Investors Hit the Pause Button on Acquisition Activity

A recent dip in investment sales transactions has sparked questions on whether the decline is a temporary hiccup or a sign of a bigger slowdown ahead.

The latest sales data from New York City-based research firm Real Capital Analytics (RCA) shows that transaction volume in February fell a whopping 46 percent year-over-year, with total sales of $25.5 billion. Sales saw a similar sharp month-over-month drop of 45 percent compared to January, when investment volume was nearly on par with last year at $46.2 billion, according to RCA.

It may be too soon to tell whether that sales activity represents a temporary pullback or a bigger market shift. However, the latest Urban Land Institute (ULI) Real Estate Consensus Forecast that came out in April is predicting a decline in transaction volume over the next three years. After peaking at $534 billion in 2015, transaction volume is expected to fall steadily to $525 billion in 2016, $500 billion in 2017 and $475 billion in 2018, according to the ULI Forecast.

The U.S. investment sales market was moving at a pretty torrid pace last year, says Tom McNearney, chief investment officer at commercial real estate services firm Transwestern. “So it is not surprising to see things settle down and take a breather,” he says.

At the tail end of 2015 there was a lot of business being done. So it did spin the pipeline a little bit, agrees John Chang, first vice president, research services, at brokerage firm Marcus & Millichap. On top of that, negative headlines related to slower economic growth in China spurred considerable volatility in the stock market. However, that caution has eased back and there remains a lot of capital available for investment.

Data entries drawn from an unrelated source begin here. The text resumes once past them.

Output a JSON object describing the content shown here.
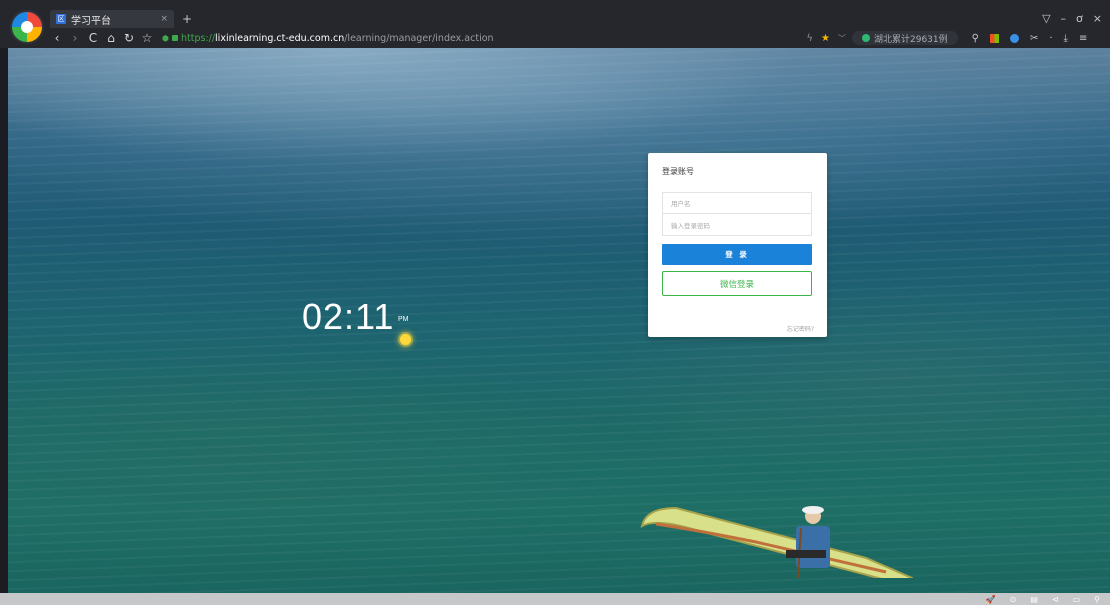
{
  "browser": {
    "tab_title": "学习平台",
    "tab_favicon": "区",
    "tab_close": "×",
    "new_tab": "+",
    "window_controls": {
      "skin": "▽",
      "minimize": "–",
      "maximize": "ơ",
      "close": "×"
    },
    "nav": {
      "back": "‹",
      "forward": "›",
      "reload": "C",
      "home": "⌂",
      "undo": "↻",
      "favorite": "☆"
    },
    "address": {
      "scheme": "https://",
      "host": "lixinlearning.ct-edu.com.cn",
      "path": "/learning/manager/index.action"
    },
    "addr_right": {
      "bolt": "ϟ",
      "star": "★",
      "chevron": "﹀"
    },
    "news_pill": "湖北累计29631例",
    "tools": {
      "search": "⚲",
      "scissors": "✂",
      "dot": "·",
      "download": "⤓",
      "menu": "≡"
    }
  },
  "clock": {
    "time": "02:11",
    "ampm": "PM"
  },
  "login": {
    "title": "登录账号",
    "username_placeholder": "用户名",
    "password_placeholder": "输入登录密码",
    "login_label": "登 录",
    "wechat_label": "微信登录",
    "forgot_label": "忘记密码?"
  },
  "status_bar": {
    "icons": [
      "🚀",
      "⊙",
      "▤",
      "⊲",
      "▭",
      "⚲"
    ]
  }
}
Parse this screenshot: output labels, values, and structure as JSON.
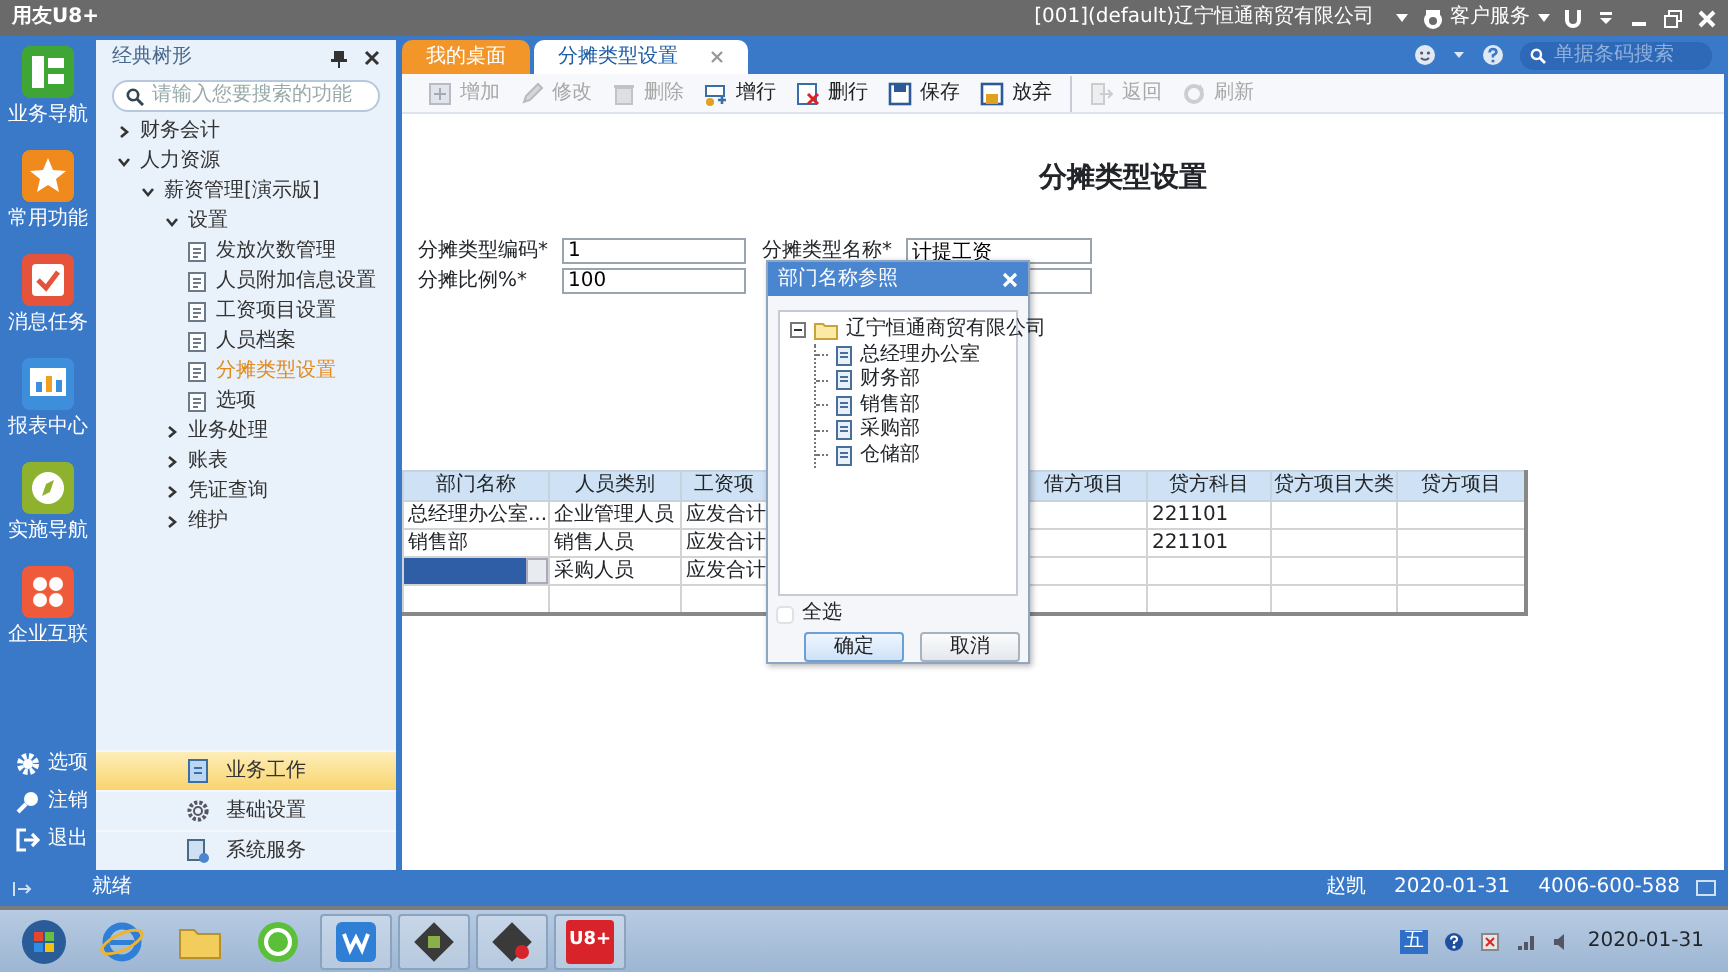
{
  "title_bar": {
    "app_name": "用友U8+",
    "account": "[001](default)辽宁恒通商贸有限公司",
    "service": "客户服务"
  },
  "nav_rail": {
    "items": [
      {
        "label": "业务导航",
        "kind": "grid",
        "color": "#3fa535"
      },
      {
        "label": "常用功能",
        "kind": "star",
        "color": "#f08a1c"
      },
      {
        "label": "消息任务",
        "kind": "check",
        "color": "#e5533a"
      },
      {
        "label": "报表中心",
        "kind": "chart",
        "color": "#3d8fdc"
      },
      {
        "label": "实施导航",
        "kind": "compass",
        "color": "#8fb22e"
      },
      {
        "label": "企业互联",
        "kind": "network",
        "color": "#ef5a3a"
      }
    ],
    "bottom": [
      {
        "label": "选项",
        "kind": "gear"
      },
      {
        "label": "注销",
        "kind": "key"
      },
      {
        "label": "退出",
        "kind": "exit"
      }
    ]
  },
  "tree_panel": {
    "title": "经典树形",
    "search_placeholder": "请输入您要搜索的功能",
    "tree": [
      {
        "label": "财务会计",
        "kind": "folder",
        "expanded": false,
        "selected": false
      },
      {
        "label": "人力资源",
        "kind": "folder",
        "expanded": true,
        "selected": false,
        "children": [
          {
            "label": "薪资管理[演示版]",
            "kind": "folder",
            "expanded": true,
            "selected": false,
            "children": [
              {
                "label": "设置",
                "kind": "folder",
                "expanded": true,
                "selected": false,
                "children": [
                  {
                    "label": "发放次数管理",
                    "kind": "page",
                    "selected": false
                  },
                  {
                    "label": "人员附加信息设置",
                    "kind": "page",
                    "selected": false
                  },
                  {
                    "label": "工资项目设置",
                    "kind": "page",
                    "selected": false
                  },
                  {
                    "label": "人员档案",
                    "kind": "page",
                    "selected": false
                  },
                  {
                    "label": "分摊类型设置",
                    "kind": "page",
                    "selected": true
                  },
                  {
                    "label": "选项",
                    "kind": "page",
                    "selected": false
                  }
                ]
              },
              {
                "label": "业务处理",
                "kind": "folder",
                "expanded": false,
                "selected": false
              },
              {
                "label": "账表",
                "kind": "folder",
                "expanded": false,
                "selected": false
              },
              {
                "label": "凭证查询",
                "kind": "folder",
                "expanded": false,
                "selected": false
              },
              {
                "label": "维护",
                "kind": "folder",
                "expanded": false,
                "selected": false
              }
            ]
          }
        ]
      }
    ],
    "modules": [
      {
        "label": "业务工作",
        "selected": true
      },
      {
        "label": "基础设置",
        "selected": false
      },
      {
        "label": "系统服务",
        "selected": false
      }
    ]
  },
  "tabs": [
    {
      "label": "我的桌面",
      "selected": false,
      "closable": false
    },
    {
      "label": "分摊类型设置",
      "selected": true,
      "closable": true
    }
  ],
  "header_search": {
    "placeholder": "单据条码搜索"
  },
  "toolbar": [
    {
      "label": "增加",
      "disabled": true,
      "separator_before": false
    },
    {
      "label": "修改",
      "disabled": true,
      "separator_before": false
    },
    {
      "label": "删除",
      "disabled": true,
      "separator_before": false
    },
    {
      "label": "增行",
      "disabled": false,
      "separator_before": false
    },
    {
      "label": "删行",
      "disabled": false,
      "separator_before": false
    },
    {
      "label": "保存",
      "disabled": false,
      "separator_before": false
    },
    {
      "label": "放弃",
      "disabled": false,
      "separator_before": false
    },
    {
      "label": "返回",
      "disabled": true,
      "separator_before": true
    },
    {
      "label": "刷新",
      "disabled": true,
      "separator_before": false
    }
  ],
  "form": {
    "title": "分摊类型设置",
    "fields": [
      {
        "label": "分摊类型编码*",
        "value": "1"
      },
      {
        "label": "分摊类型名称*",
        "value": "计提工资"
      },
      {
        "label": "分摊比例%*",
        "value": "100"
      }
    ]
  },
  "table": {
    "columns": [
      "部门名称",
      "人员类别",
      "工资项",
      "借方项目",
      "贷方科目",
      "贷方项目大类",
      "贷方项目"
    ],
    "rows": [
      {
        "editing": false,
        "cells": [
          "总经理办公室...",
          "企业管理人员",
          "应发合计",
          null,
          "221101",
          null,
          null
        ]
      },
      {
        "editing": false,
        "cells": [
          "销售部",
          "销售人员",
          "应发合计",
          null,
          "221101",
          null,
          null
        ]
      },
      {
        "editing": true,
        "cells": [
          null,
          "采购人员",
          "应发合计",
          null,
          null,
          null,
          null
        ]
      },
      {
        "editing": false,
        "cells": [
          null,
          null,
          null,
          null,
          null,
          null,
          null
        ]
      }
    ]
  },
  "dialog": {
    "title": "部门名称参照",
    "tree": {
      "label": "辽宁恒通商贸有限公司",
      "expanded": true,
      "children": [
        {
          "label": "总经理办公室"
        },
        {
          "label": "财务部"
        },
        {
          "label": "销售部"
        },
        {
          "label": "采购部"
        },
        {
          "label": "仓储部"
        }
      ]
    },
    "select_all": {
      "label": "全选",
      "checked": false
    },
    "buttons": [
      {
        "label": "确定",
        "default": true
      },
      {
        "label": "取消",
        "default": false
      }
    ]
  },
  "status_bar": {
    "status": "就绪",
    "user": "赵凯",
    "date": "2020-01-31",
    "phone": "4006-600-588"
  },
  "taskbar": {
    "app_badge": "U8+",
    "ime": "五",
    "date": "2020-01-31"
  }
}
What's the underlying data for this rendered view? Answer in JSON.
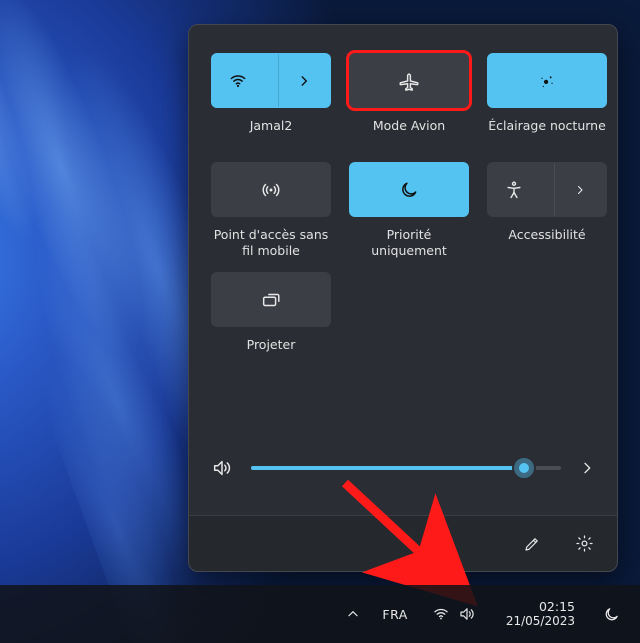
{
  "taskbar": {
    "language": "FRA",
    "clock": {
      "time": "02:15",
      "date": "21/05/2023"
    }
  },
  "quick_settings": {
    "tiles": [
      {
        "id": "wifi",
        "label": "Jamal2",
        "active": true,
        "split": true,
        "highlighted": false,
        "icon": "wifi-icon"
      },
      {
        "id": "airplane",
        "label": "Mode Avion",
        "active": false,
        "split": false,
        "highlighted": true,
        "icon": "airplane-icon"
      },
      {
        "id": "night-light",
        "label": "Éclairage nocturne",
        "active": true,
        "split": false,
        "highlighted": false,
        "icon": "night-light-icon"
      },
      {
        "id": "hotspot",
        "label": "Point d'accès sans fil mobile",
        "active": false,
        "split": false,
        "highlighted": false,
        "icon": "hotspot-icon"
      },
      {
        "id": "focus",
        "label": "Priorité uniquement",
        "active": true,
        "split": false,
        "highlighted": false,
        "icon": "moon-icon"
      },
      {
        "id": "accessibility",
        "label": "Accessibilité",
        "active": false,
        "split": true,
        "highlighted": false,
        "icon": "accessibility-icon"
      },
      {
        "id": "project",
        "label": "Projeter",
        "active": false,
        "split": false,
        "highlighted": false,
        "icon": "project-icon"
      }
    ],
    "volume_percent": 88
  }
}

Understandably, investors started the year a bit uncertain. “So there was just a gap there where transactional activity slowed down a little and then it picked back up again,” says Chang.

The first quarter Marcus & Millichap and NREI Investor Sentiment Survey, shows that overall investor sentiment supports continued transactional growth. “Granted, it will probably be modest. It won’t be a huge jump this year. But, I anticipate that 2016 will see a little bit more growth in transactional activity over the course of the year,” says Chang.

Based on preliminary estimates from Marcus & Millichap, first quarter sales activity related to the number of transactions specifically is on a similar pace to last year.

However, there could be a difference in dollar volume as there were a number of large portfolio sales and institutional transactions that helped boost 2015 sales volume to a high of $542.8 billion. In February, portfolio sales and entity-level transactions dropped 70 percent, while single asset sales declined 26 percent, according to RCA. That activity could be lower this year from a dollar perspective. However, there are still many portfolios that could come to the market in 2016, adds Chang

Sales activity could also be impacted by current market pricing. Cap rates have dropped below the peak levels that existed in 2007. So there is some concern that the market is at or near peak pricing, and in some cases assets may even be over-priced.

“I don’t think we are over-priced, because we still have very positive fundamentals for real estate across the board,” says McNearney. Yet some investors may dial back a little bit on their buying this year, given the fact that the U.S. is now seven years into its expansion cycle. “I think that’s healthy and to be expected,” McNearney adds.